One of my personality weaknesses is that when a technical problem gets stuck in my head, I’m incapable of letting it go. Literally. I can think of several problems that stuck in my brain for several years until I finally solved them.
Time series regression (predicting the next number in a sequence) using an LSTM neural network (a very complex NN that has a memory) is one of these problems. This weekend I made a step forward in fully understanding LSTM time series regression. In particular, I figured out one reason why these problems are so difficult.
My usual example is the Airline Dataset. There are 144 values which represent the total number of international airline passengers each month, from January 1948 through December 1960. The data looks like:
1.12, 1.18, 1.32, 1.29, 1.21, 1.35 . . 4.32
The raw values are x100,000 so the first value means 112,000 passengers. In many of my attempts to predict the next number in the sequence. I thought I saw a phenomenon where all my predictions were off by one month. For example, suppose the input is a set of size four values. I saw things like:
Input Actual Predicted ========================================= 1.12 1.18 1.32 1.29 1.21 1.28 1.18 1.32 1.29 1.21 1.35 1.20 1.32 1.29 1.21 1.35 1.48 1.34 etc.
In other words, the model was predicting not the next value, but rather the last value of the current input. I figured I had just made some sort of indexing mistake because by shifting the predicting values up by one position, the predictions become very accurate. But I was wrong about that.
I now believe this effect is a fundamental problem with LSTM time series regression. An LSTM uses as its input, the new input and also part of the previous output.

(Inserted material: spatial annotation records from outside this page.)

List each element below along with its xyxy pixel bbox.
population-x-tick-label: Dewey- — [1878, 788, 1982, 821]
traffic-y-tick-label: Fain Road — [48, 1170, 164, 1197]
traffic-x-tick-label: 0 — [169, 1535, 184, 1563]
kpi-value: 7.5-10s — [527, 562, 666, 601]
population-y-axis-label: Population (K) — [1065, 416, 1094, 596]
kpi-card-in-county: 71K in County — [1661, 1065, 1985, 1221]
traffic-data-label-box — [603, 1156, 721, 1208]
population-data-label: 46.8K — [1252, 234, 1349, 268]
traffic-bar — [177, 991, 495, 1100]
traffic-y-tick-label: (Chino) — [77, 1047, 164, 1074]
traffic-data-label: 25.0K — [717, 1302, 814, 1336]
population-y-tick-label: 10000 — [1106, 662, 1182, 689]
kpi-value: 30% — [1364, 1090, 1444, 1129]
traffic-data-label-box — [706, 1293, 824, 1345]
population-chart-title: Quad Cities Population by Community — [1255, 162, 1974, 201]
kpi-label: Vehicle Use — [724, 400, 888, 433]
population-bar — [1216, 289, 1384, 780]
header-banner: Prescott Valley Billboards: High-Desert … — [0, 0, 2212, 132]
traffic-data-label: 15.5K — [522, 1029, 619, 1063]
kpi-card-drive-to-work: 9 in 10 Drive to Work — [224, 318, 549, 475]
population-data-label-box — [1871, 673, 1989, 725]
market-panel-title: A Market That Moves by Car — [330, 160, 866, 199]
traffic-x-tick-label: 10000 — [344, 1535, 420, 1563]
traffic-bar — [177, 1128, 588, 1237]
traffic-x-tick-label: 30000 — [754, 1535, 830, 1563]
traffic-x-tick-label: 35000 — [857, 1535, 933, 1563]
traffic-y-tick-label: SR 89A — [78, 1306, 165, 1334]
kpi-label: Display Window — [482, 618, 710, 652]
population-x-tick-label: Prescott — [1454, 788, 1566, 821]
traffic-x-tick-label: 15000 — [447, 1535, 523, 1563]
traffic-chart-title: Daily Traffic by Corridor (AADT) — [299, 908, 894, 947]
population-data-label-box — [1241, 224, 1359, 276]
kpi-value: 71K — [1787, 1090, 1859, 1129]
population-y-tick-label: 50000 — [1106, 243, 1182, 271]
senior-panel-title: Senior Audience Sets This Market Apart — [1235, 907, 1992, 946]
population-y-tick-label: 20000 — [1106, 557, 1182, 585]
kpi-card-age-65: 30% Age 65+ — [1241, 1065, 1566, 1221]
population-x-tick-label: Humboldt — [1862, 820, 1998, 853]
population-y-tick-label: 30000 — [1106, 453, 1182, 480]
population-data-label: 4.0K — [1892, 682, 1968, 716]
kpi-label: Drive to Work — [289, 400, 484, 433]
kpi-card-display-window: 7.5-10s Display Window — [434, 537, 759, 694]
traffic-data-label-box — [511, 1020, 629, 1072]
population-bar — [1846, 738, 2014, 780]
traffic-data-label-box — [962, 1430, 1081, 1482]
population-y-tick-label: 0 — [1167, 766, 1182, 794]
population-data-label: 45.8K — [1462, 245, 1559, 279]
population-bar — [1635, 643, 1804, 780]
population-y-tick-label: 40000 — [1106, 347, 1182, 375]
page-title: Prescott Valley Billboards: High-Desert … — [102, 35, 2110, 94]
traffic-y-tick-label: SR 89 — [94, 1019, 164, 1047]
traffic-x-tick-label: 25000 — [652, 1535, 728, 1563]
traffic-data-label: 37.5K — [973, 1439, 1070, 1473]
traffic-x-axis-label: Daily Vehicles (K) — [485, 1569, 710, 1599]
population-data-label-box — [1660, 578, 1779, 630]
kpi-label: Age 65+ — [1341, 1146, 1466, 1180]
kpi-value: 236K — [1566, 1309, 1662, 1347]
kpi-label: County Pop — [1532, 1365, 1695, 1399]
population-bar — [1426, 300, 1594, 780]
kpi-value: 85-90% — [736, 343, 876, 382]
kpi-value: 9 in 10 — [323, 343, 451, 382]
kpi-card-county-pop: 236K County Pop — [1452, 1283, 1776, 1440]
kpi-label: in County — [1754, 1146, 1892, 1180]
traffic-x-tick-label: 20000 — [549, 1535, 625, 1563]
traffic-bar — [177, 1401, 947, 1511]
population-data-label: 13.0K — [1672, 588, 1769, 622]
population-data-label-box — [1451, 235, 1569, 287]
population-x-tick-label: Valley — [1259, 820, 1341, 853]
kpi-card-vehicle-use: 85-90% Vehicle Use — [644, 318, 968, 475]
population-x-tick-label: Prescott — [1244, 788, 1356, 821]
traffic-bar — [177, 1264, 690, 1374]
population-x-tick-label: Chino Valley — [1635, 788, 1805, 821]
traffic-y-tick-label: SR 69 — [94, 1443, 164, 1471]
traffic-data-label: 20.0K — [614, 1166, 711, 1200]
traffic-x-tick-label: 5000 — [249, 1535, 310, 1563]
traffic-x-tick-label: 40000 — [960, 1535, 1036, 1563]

If the LSTM is ineffective, it could be using just the previous output, which because of the way rolling window data is set up, would give the bad results above. (Note: my explanation here isn’t fully correct — a complete explanation would take a couple of pages).
Put another way, time series regression problems with an LSTM appear to be extremely prone to a form of over-fitting related to rolling window data.
I coded up yet-another-example using the CNTK library. By adding a dropout layer I was able to lessen the effect of this over-fitting. There’s still much more to understand in my search for truth. My current working hypothesis is that LSTMs for time series regression can work well for modeling the structure of a dataset (which can be used for anomaly detection), or for predicting a very short time ahead (perhaps one or two time steps), but not for extrapolating several time steps ahead.